Learning through interaction is a foundational principle in both human and animal learning. In a broad sense, intelligent agents can be formulated as goal-directed systems interacting with an uncertain environment. Despite the generality of this definition, a key challenge in computationally grounding it lies in how to effectively set up and represent goals and purposes. This dissertation explores this question through the lens of various machine learning paradigms.
We begin with the classical reinforcement learning formulation, which treats all goals as reward maximization. We demonstrate that, under a novel physics-inspired reward function, the agent can learn to solve rearrangement tasks with an awareness of physical concepts such as mass and friction.

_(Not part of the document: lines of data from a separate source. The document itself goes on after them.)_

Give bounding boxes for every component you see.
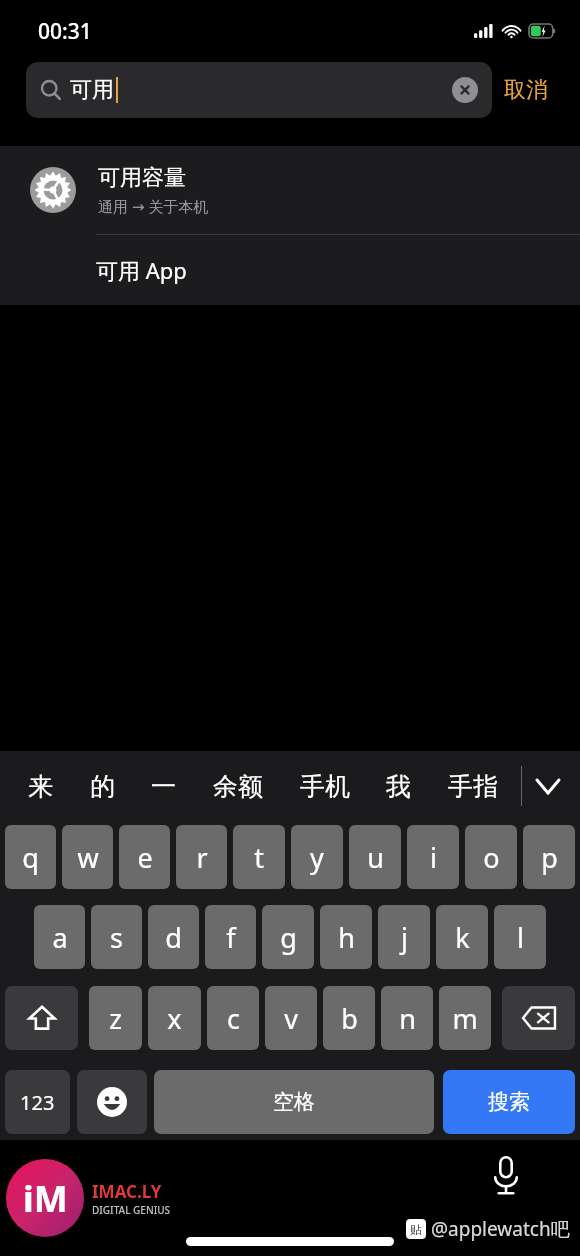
button[interactable]: 余额: [209, 763, 267, 810]
staticText: 手指: [448, 771, 498, 802]
staticText: 一: [151, 771, 176, 802]
button[interactable]: l: [494, 905, 546, 969]
button[interactable]: i: [407, 825, 459, 889]
button[interactable]: Backspace: [502, 986, 575, 1050]
button[interactable]: o: [465, 825, 517, 889]
staticText: t: [254, 839, 264, 876]
staticText: f: [226, 919, 236, 956]
button[interactable]: 一: [147, 763, 180, 810]
staticText: c: [227, 1000, 240, 1037]
button[interactable]: q: [5, 825, 56, 889]
button[interactable]: 搜索: [443, 1070, 575, 1134]
staticText: IMAC.LY: [92, 1180, 162, 1203]
staticText: 我: [386, 771, 411, 802]
button[interactable]: a: [34, 905, 85, 969]
button[interactable]: 123: [5, 1070, 70, 1134]
button[interactable]: 手机: [296, 763, 354, 810]
staticText: v: [284, 1000, 298, 1037]
staticText: a: [52, 919, 68, 956]
button[interactable]: 取消: [492, 68, 560, 112]
button[interactable]: r: [176, 825, 227, 889]
staticText: x: [167, 1000, 182, 1037]
button[interactable]: Dictate: [484, 1154, 528, 1198]
staticText: 可用 App: [96, 255, 187, 285]
staticText: e: [137, 839, 153, 876]
button[interactable]: m: [439, 986, 491, 1050]
button[interactable]: 可用容量: [0, 146, 580, 234]
button[interactable]: 空格: [154, 1070, 434, 1134]
staticText: 余额: [213, 771, 263, 802]
staticText: 00:31: [38, 17, 92, 46]
staticText: k: [455, 919, 470, 956]
staticText: r: [196, 839, 208, 876]
button[interactable]: p: [523, 825, 575, 889]
staticText: y: [310, 839, 324, 876]
staticText: g: [280, 919, 297, 956]
staticText: @applewatch吧: [431, 1216, 570, 1242]
button[interactable]: x: [148, 986, 201, 1050]
staticText: DIGITAL GENIUS: [92, 1203, 171, 1217]
button[interactable]: j: [378, 905, 430, 969]
button[interactable]: Clear text: [452, 77, 478, 103]
staticText: i: [430, 839, 437, 876]
button[interactable]: 可用 App: [0, 235, 580, 305]
button[interactable]: s: [91, 905, 142, 969]
staticText: m: [452, 1000, 478, 1037]
button[interactable]: u: [349, 825, 401, 889]
button[interactable]: n: [381, 986, 433, 1050]
staticText: 可用: [70, 76, 114, 104]
staticText: 123: [20, 1089, 55, 1116]
staticText: 空格: [273, 1089, 315, 1115]
staticText: 通用 → 关于本机: [98, 196, 209, 216]
staticText: j: [401, 919, 408, 956]
staticText: u: [367, 839, 384, 876]
button[interactable]: e: [119, 825, 170, 889]
button[interactable]: Hide keyboard: [530, 768, 566, 804]
staticText: 手机: [300, 771, 350, 802]
staticText: 可用容量: [98, 164, 186, 192]
staticText: o: [483, 839, 500, 876]
button[interactable]: h: [320, 905, 372, 969]
staticText: 来: [28, 771, 53, 802]
button[interactable]: d: [148, 905, 199, 969]
button[interactable]: w: [62, 825, 113, 889]
button[interactable]: Shift: [5, 986, 78, 1050]
staticText: d: [165, 919, 182, 956]
staticText: p: [541, 839, 558, 876]
staticText: n: [399, 1000, 416, 1037]
button[interactable]: y: [291, 825, 343, 889]
button[interactable]: f: [205, 905, 256, 969]
button[interactable]: b: [323, 986, 375, 1050]
staticText: w: [77, 839, 99, 876]
staticText: s: [110, 919, 123, 956]
staticText: h: [338, 919, 355, 956]
button[interactable]: 的: [86, 763, 119, 810]
staticText: q: [22, 839, 39, 876]
staticText: l: [517, 919, 524, 956]
staticText: b: [341, 1000, 358, 1037]
button[interactable]: z: [89, 986, 142, 1050]
button[interactable]: v: [265, 986, 317, 1050]
button[interactable]: 手指: [444, 763, 502, 810]
button[interactable]: t: [233, 825, 285, 889]
staticText: 贴: [410, 1222, 422, 1237]
button[interactable]: 我: [382, 763, 415, 810]
staticText: 的: [90, 771, 115, 802]
button[interactable]: Emoji: [77, 1070, 147, 1134]
staticText: z: [109, 1000, 122, 1037]
staticText: 搜索: [488, 1089, 530, 1115]
staticText: 取消: [504, 76, 548, 104]
button[interactable]: 可用: [26, 62, 492, 118]
button[interactable]: c: [207, 986, 259, 1050]
button[interactable]: 来: [24, 763, 57, 810]
button[interactable]: k: [436, 905, 488, 969]
staticText: iM: [23, 1174, 68, 1223]
button[interactable]: g: [262, 905, 314, 969]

Next, we move to the imitation learning setting to lift the limitations of scalar rewards. Specifically, we study the role of different forms of prompts in communicating task specifications to a decision transformer. We show that in most robotics applications, providing a demonstration as a prompt during deployment is often impractical. Instead, using an essential task parameter along with a learnable prompt can achieve comparable or even better generalization in a zero-shot manner.
Finally, we shift our focus from imparting human knowledge about goals to enabling the agent to discover goals purely from data. We show that a geometric abstraction of probabilistic world dynamics can be embedded into the representation space through asymmetric contrastive learning. The resulting embedding space allows for irreversible transitions and facilitates subgoal discovery and planning.